之前只顾抗拒,未曾考虑那么多,但于蘅说得非常在理。
可是,在理怎么办,钟小晚怎么办。
被困深宫,成为一个身不由己的工具人,每日战战兢兢,死不得,活不得。
虽然此间本就有种种枷锁钳制她,但身为富家女儿,至少还有一些自由。一个不求荣华不求富贵不想进宫的人,被卷了进去,是不是相当于从此半生葬送?
铺子里陷入难言的死寂。
干坐在这里等候无任何意义,但她们都没动,好像固执地待在这里,今天就不会结束。
或许是执着赢来了命运垂青。
外面远远传来家仆吵闹声。
三人慌忙携手出去看。
声音越来越近,正是于钱两家家仆的声音。
三天来,于蘅和钱白月每天派人在城门处等候,于家家仆两个,钱家家仆两个。此刻,只有三人回来,他们下马近前,头脸糟乱,衣衫滚泥,皆一身狼狈,互相还在叫骂。
于蘅向自家家仆问道:“快说,出了何事?”
于家家仆遂抢出来,行礼尊声“小姐”,叙述道:“仆失职。城门将闭时分,有两人两马飞奔入城,一人□□坐骑,隐约像二公子那匹乌云踏雪,仆即刻要来报,谁知...”

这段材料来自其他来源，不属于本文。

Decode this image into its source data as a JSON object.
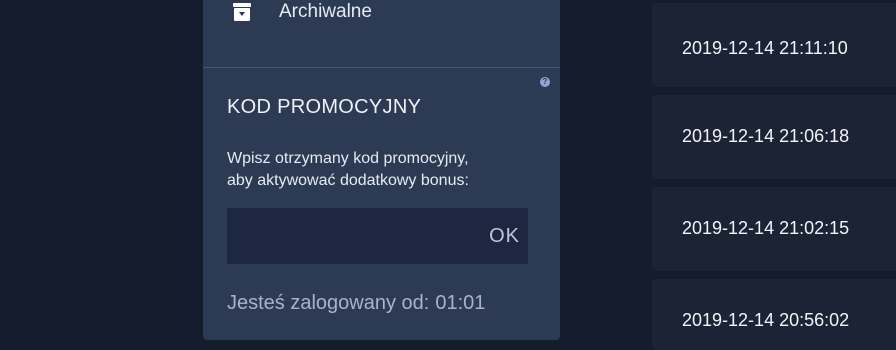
{
  "sidebar": {
    "archive": {
      "label": "Archiwalne",
      "icon": "archive-icon"
    },
    "promo": {
      "title": "KOD PROMOCYJNY",
      "help_icon": "?",
      "description_line1": "Wpisz otrzymany kod promocyjny,",
      "description_line2": "aby aktywować dodatkowy bonus:",
      "input_value": "",
      "input_placeholder": "",
      "ok_label": "OK"
    },
    "session": {
      "label": "Jesteś zalogowany od:",
      "value": "01:01"
    }
  },
  "timestamps": [
    "2019-12-14 21:11:10",
    "2019-12-14 21:06:18",
    "2019-12-14 21:02:15",
    "2019-12-14 20:56:02"
  ],
  "colors": {
    "page_background": "#151c2c",
    "panel_background": "#2c3a54",
    "input_background": "#1d2840",
    "list_item_background": "#1b2335",
    "text_primary": "#eef1f6",
    "text_muted": "#a9b3c6",
    "help_icon": "#8fa6d2"
  }
}
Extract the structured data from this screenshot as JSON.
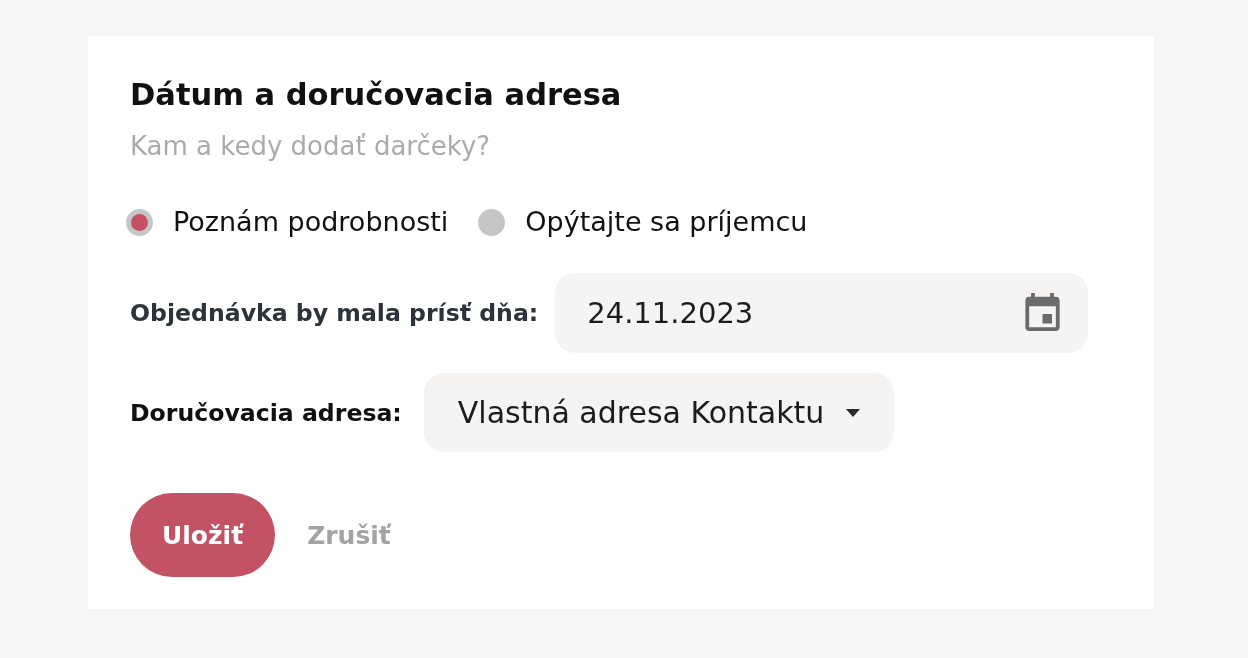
{
  "card": {
    "title": "Dátum a doručovacia adresa",
    "subtitle": "Kam a kedy dodať darčeky?",
    "options": [
      {
        "label": "Poznám podrobnosti",
        "selected": true
      },
      {
        "label": "Opýtajte sa príjemcu",
        "selected": false
      }
    ],
    "fields": [
      {
        "kind": "date",
        "label": "Objednávka by mala prísť dňa:",
        "value": "24.11.2023"
      },
      {
        "kind": "select",
        "label": "Doručovacia adresa:",
        "value": "Vlastná adresa Kontaktu"
      }
    ],
    "buttons": [
      {
        "kind": "primary",
        "label": "Uložiť"
      },
      {
        "kind": "secondary",
        "label": "Zrušiť"
      }
    ]
  }
}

他说着,怒目看向钱家家仆,钱家家仆不甘示弱,张目瞪回去,嚷道:“看什么看!要不是你们抢路——”
于蘅面无表情,扫视三人,斥道:“继续说!”
于家那家仆遂指向钱家家仆,道:“谁知那两个蛮人,为了抢报,扯缰绳占道路,缠搅起来!”
形势如此迫人,竟然内讧了!于蘅气怒,正要开口,金元抢道:“你说两人两马?其中一匹像你家二公子的乌云踏雪?”
“正是。”
“那二人往皇宫去?”
“方向是皇宫,不知确否,仆的兄弟跟上去查探。只那二人速度太快,恐怕不及跟上。”
两人两马不奇怪,何家有人跟随而来,实乃正常。既是于二公子的马,大约八九不离十。
于蘅与金元相视笑了,整个人好似生出力量,却见身旁一直没说话的钱白月,忽然哭起来,掉着眼泪数落她的家仆:“你们想要赏钱,尽管告诉我,我双倍给你们。做什么耽误事体?我们都急死了,你们还有空吵来吵去,到现在才来回话...”
略安下一点心,钱白月又炸毛了,于金二人哭笑不得,一左一右殷殷劝慰,好半晌,才叫钱大小姐平静下来。